1. 2 Peter 1:19–21 (ESV)
  2. Application

Certainty about the future because of Scripture

2 Peter 1:19–21 (ESV)

19 And we have the prophetic word more fully confirmed, to which you will do well to pay attention as to a lamp shining in a dark place, until the day dawns and the morning star rises in your hearts,

The second evidence presented to support the return of Christ is the Holy Scripture, specifically the prophecies about the day of the Lord (2 Peter 3:10). Mention is made of this day on several occasions in the Old Testament. It was strongly tied with the coming of the Messiah and presented as a time when God would right all wrongs. Given the fact that the first coming of Christ has affirmed many promises of Scripture, Christians have every reason to believe that promises about his second coming will also be realized.

Peter presents these Old Testament prophets as lights in a dark place. They testify to the coming of a dawn and prepare us for Christ’s future return. They can and must also be trusted because the men who wrote the Holy Scripture were inspired by the Holy Spirit. They did not speak what they desired but were led by the Spirit of God.

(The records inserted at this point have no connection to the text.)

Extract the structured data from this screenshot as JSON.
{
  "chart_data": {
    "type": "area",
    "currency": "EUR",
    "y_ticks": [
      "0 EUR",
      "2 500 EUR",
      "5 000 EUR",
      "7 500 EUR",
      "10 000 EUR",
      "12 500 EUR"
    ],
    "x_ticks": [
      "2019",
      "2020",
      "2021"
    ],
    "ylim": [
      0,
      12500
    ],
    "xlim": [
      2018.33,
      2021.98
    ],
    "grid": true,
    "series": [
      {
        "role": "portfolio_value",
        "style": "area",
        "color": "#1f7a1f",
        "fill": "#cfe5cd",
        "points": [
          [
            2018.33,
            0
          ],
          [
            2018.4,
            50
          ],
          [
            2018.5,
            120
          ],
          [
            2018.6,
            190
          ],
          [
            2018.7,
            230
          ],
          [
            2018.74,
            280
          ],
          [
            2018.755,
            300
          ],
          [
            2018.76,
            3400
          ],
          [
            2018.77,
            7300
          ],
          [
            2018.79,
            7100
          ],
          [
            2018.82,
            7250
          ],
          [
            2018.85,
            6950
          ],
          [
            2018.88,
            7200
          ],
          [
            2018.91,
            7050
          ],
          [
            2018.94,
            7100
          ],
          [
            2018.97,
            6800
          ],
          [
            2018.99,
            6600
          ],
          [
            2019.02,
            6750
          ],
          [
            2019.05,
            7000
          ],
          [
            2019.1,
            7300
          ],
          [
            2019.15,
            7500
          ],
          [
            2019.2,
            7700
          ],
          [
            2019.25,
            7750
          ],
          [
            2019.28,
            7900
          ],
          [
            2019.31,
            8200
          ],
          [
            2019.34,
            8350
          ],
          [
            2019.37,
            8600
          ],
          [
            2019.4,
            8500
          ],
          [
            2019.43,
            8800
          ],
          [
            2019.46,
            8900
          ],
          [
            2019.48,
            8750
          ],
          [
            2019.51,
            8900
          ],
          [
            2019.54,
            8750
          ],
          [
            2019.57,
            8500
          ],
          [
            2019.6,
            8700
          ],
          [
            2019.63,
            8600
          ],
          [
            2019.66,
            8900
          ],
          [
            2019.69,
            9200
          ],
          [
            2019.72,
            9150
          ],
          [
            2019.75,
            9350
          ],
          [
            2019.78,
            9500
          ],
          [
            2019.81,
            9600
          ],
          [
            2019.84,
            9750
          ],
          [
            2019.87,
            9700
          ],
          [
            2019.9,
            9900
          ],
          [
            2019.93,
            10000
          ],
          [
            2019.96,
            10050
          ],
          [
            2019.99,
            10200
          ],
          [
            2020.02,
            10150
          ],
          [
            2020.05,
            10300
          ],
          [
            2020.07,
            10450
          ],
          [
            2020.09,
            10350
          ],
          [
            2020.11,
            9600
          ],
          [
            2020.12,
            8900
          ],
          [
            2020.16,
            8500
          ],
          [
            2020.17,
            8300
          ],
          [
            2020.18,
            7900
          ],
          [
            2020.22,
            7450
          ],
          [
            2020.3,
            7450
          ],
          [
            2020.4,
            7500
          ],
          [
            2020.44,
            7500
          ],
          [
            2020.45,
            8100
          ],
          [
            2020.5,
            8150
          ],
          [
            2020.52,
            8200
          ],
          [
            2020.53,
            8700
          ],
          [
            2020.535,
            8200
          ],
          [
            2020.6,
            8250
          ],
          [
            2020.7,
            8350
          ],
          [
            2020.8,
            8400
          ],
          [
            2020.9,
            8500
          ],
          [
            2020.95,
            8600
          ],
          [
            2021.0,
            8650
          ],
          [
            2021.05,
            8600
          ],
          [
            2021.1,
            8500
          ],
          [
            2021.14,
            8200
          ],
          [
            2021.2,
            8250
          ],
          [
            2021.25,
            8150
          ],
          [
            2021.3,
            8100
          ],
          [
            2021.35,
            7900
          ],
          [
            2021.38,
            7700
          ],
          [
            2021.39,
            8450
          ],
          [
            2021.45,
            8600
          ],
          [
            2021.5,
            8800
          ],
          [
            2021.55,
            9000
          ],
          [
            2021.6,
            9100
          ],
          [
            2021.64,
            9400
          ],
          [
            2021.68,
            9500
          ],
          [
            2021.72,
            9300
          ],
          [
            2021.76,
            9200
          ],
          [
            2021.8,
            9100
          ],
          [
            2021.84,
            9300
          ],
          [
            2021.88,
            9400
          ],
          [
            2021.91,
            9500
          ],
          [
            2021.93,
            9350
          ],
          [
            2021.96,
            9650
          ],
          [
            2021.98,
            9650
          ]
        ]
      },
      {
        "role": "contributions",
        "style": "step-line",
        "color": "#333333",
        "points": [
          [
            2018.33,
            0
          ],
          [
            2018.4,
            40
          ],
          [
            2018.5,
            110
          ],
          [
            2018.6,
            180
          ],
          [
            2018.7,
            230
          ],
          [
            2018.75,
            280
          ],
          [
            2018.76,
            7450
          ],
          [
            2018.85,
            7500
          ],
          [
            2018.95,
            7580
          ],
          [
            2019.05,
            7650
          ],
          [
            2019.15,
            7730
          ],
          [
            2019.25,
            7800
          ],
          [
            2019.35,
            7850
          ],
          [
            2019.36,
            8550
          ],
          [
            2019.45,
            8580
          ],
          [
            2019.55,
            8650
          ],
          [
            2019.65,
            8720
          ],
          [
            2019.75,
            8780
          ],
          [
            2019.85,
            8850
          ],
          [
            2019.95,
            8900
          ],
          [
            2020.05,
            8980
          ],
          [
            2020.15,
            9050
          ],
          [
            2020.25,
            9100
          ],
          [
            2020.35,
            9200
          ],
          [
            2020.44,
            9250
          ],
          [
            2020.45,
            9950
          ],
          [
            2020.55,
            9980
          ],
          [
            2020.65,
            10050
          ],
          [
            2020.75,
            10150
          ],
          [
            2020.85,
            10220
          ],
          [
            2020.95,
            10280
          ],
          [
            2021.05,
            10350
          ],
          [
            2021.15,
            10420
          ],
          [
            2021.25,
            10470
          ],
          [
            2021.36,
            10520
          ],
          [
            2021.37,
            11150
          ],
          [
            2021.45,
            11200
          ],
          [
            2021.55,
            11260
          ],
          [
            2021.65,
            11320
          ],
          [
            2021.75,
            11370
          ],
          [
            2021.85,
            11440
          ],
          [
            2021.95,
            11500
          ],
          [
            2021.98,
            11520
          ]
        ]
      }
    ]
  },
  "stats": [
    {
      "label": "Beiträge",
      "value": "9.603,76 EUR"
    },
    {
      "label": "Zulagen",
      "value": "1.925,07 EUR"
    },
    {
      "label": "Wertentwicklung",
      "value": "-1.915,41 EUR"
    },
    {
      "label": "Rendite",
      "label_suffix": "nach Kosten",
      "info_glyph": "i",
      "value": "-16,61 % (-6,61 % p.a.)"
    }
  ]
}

The Reformed Confessions articulate what the Bible teaches us about its inspiration and why we should trust it completely:

Belgic Confession Article 3: The Word of God

We confess that this Word of God did not come by the will of man, but that men spoke from God as they were carried along by the Holy Spirit, as the apostle Peter says (2 Peter 1:21). Thereafter, in his special care for us and our salvation, God commanded his servants—the prophets and apostles—to commit his revealed Word to writing (Exodus 34:27; Psalm 102:18; Revelation 1:11, Revelation 1:19) and he himself wrote with his own finger the two tables of the law. (Exodus 31:18). Therefore we call such writings holy and divine Scriptures (2 Timothy 3:16).

Belgic Confession Article 5: The authority of Holy Scripture

We receive all these books (1 Thessalonians 2:13), and these only, as holy and canonical, for the regulation, foundation, and confirmation of our faith (2 Timothy 3:16–17). We believe without a doubt all things contained in them, not so much because the church receives and approves them as such, but especially because the Holy Spirit witnesses in our hearts that they are from God (1 Corinthians 12:3; 1 John 4:6; 1 John 5:7–8), and also because they contain the evidence of this in themselves; for even the blind are able to perceive that the things foretold in them are being fulfilled (Deuteronomy 18:21, Deuteronomy 18:22; 1 Kings 22:28; Jeremiah 28:9; Ezekiel 33:33).